Chapter 43: Communication

During a site event, communication is as important as technical response. Users need to know that a problem exists, that it is being worked on, and when it is expected to be resolved. Internal teams need to coordinate their efforts, share findings, and avoid duplicating work. Effective communication can be the difference between a well-managed incident and a chaotic one.

Internal communication during an incident typically uses a dedicated channel (a chat room, a bridge call, or both) where all responders can share observations and coordinate actions. An incident commander leads the response, delegating tasks, tracking progress, and making decisions. A scribe documents the timeline of events, actions taken, and their outcomes, creating the raw material for the post-incident review.

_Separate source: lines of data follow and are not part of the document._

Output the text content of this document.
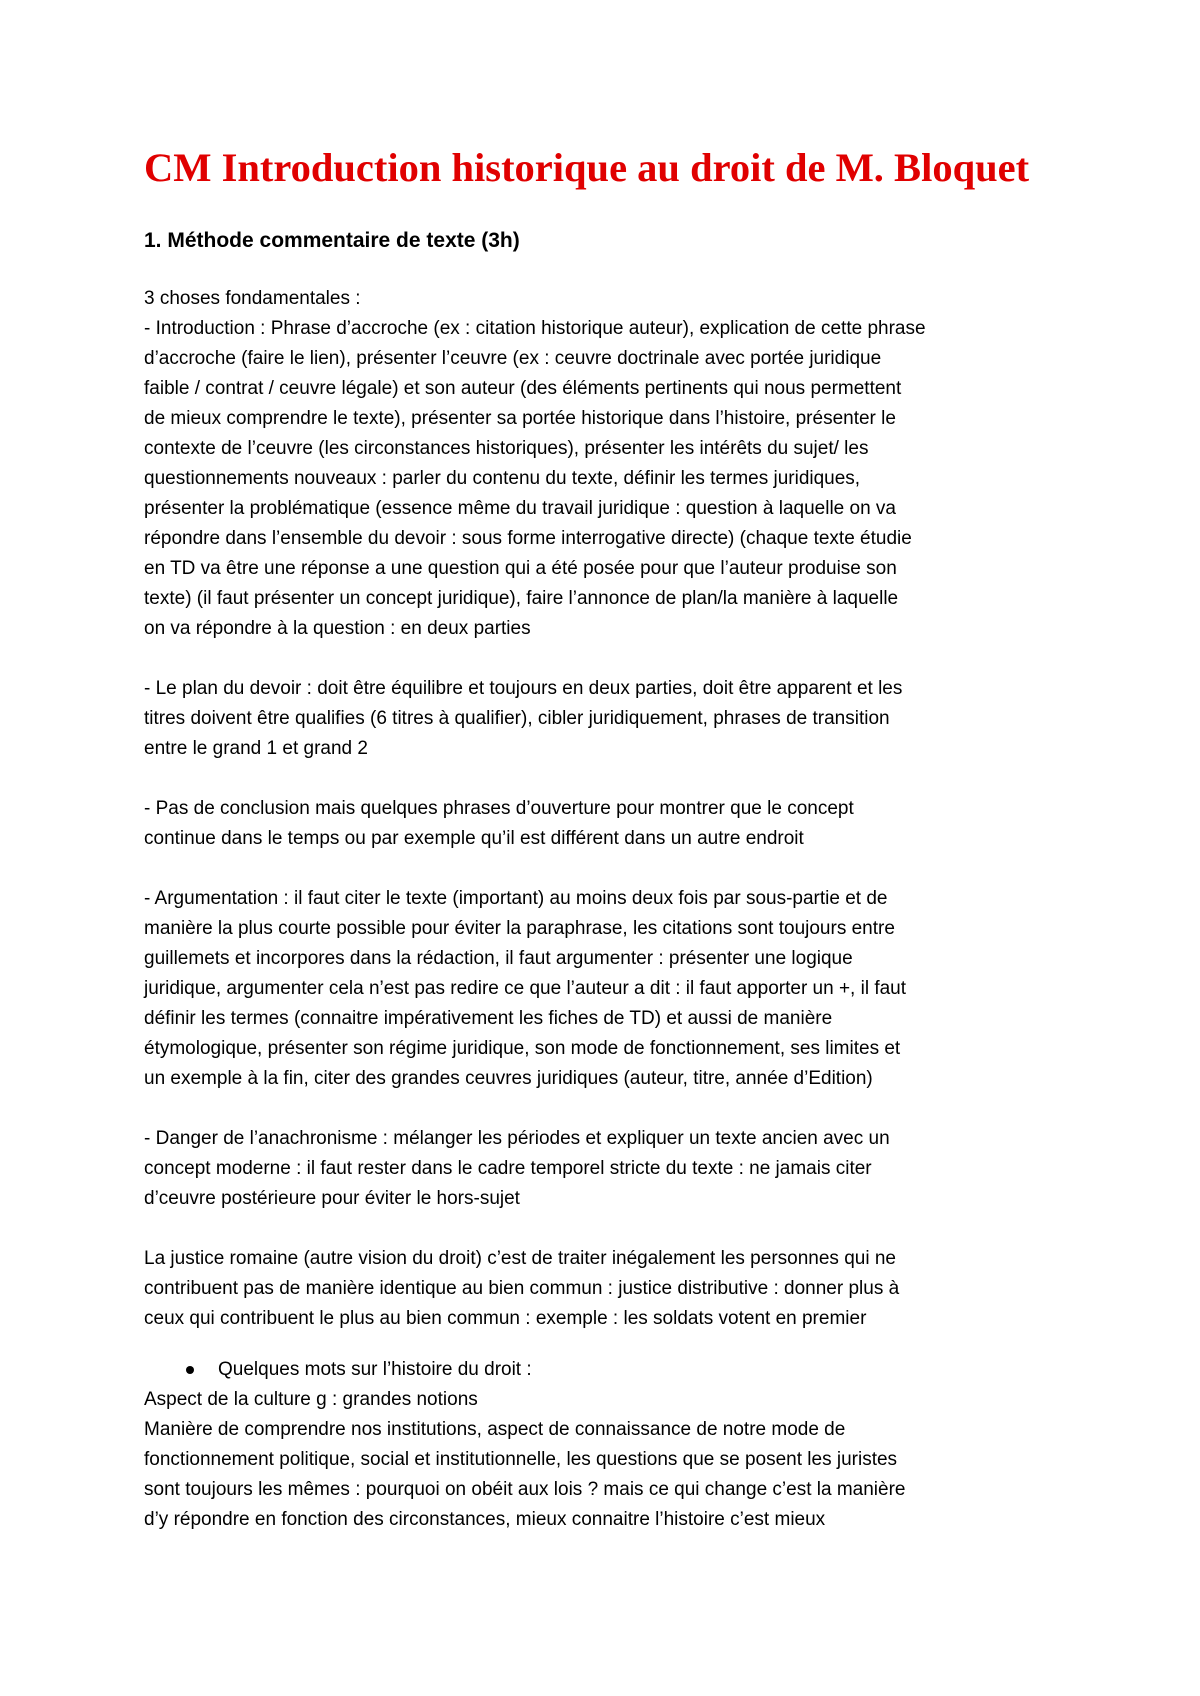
CM Introduction historique au droit de M. Bloquet
1. Méthode commentaire de texte (3h)

3 choses fondamentales :

- Introduction : Phrase d’accroche (ex : citation historique auteur), explication de cette phrase

d’accroche (faire le lien), présenter l’ceuvre (ex : ceuvre doctrinale avec portée juridique

faible / contrat / ceuvre légale) et son auteur (des éléments pertinents qui nous permettent

de mieux comprendre le texte), présenter sa portée historique dans l’histoire, présenter le

contexte de l’ceuvre (les circonstances historiques), présenter les intérêts du sujet/ les

questionnements nouveaux : parler du contenu du texte, définir les termes juridiques,

présenter la problématique (essence même du travail juridique : question à laquelle on va

répondre dans l’ensemble du devoir : sous forme interrogative directe) (chaque texte étudie

en TD va être une réponse a une question qui a été posée pour que l’auteur produise son

texte) (il faut présenter un concept juridique), faire l’annonce de plan/la manière à laquelle

on va répondre à la question : en deux parties

- Le plan du devoir : doit être équilibre et toujours en deux parties, doit être apparent et les

titres doivent être qualifies (6 titres à qualifier), cibler juridiquement, phrases de transition

entre le grand 1 et grand 2

- Pas de conclusion mais quelques phrases d’ouverture pour montrer que le concept

continue dans le temps ou par exemple qu’il est différent dans un autre endroit

- Argumentation : il faut citer le texte (important) au moins deux fois par sous-partie et de

manière la plus courte possible pour éviter la paraphrase, les citations sont toujours entre

guillemets et incorpores dans la rédaction, il faut argumenter : présenter une logique

juridique, argumenter cela n’est pas redire ce que l’auteur a dit : il faut apporter un +, il faut

définir les termes (connaitre impérativement les fiches de TD) et aussi de manière

étymologique, présenter son régime juridique, son mode de fonctionnement, ses limites et

un exemple à la fin, citer des grandes ceuvres juridiques (auteur, titre, année d’Edition)

- Danger de l’anachronisme : mélanger les périodes et expliquer un texte ancien avec un

concept moderne : il faut rester dans le cadre temporel stricte du texte : ne jamais citer

d’ceuvre postérieure pour éviter le hors-sujet

La justice romaine (autre vision du droit) c’est de traiter inégalement les personnes qui ne

contribuent pas de manière identique au bien commun : justice distributive : donner plus à

ceux qui contribuent le plus au bien commun : exemple : les soldats votent en premier

Quelques mots sur l’histoire du droit :

Aspect de la culture g : grandes notions

Manière de comprendre nos institutions, aspect de connaissance de notre mode de

fonctionnement politique, social et institutionnelle, les questions que se posent les juristes

sont toujours les mêmes : pourquoi on obéit aux lois ? mais ce qui change c’est la manière

d’y répondre en fonction des circonstances, mieux connaitre l’histoire c’est mieux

External communication requires balancing transparency with accuracy. Premature statements about root causes can be wrong and erode trust. Status page updates should state what is known (the scope and impact of the incident), what is being done (the mitigation actions underway), and when the next update will be (to set expectations). It is better to say "we are investigating" than to speculate about causes.

The post-incident review is the most valuable communication artifact. Written as a blameless document, it describes the timeline, root causes, contributing factors, and corrective actions. These reviews, shared across the organization, build institutional memory and prevent the same class of incident from recurring. The best engineering organizations treat post-incident reviews not as bureaucratic overhead but as one of their most important learning mechanisms.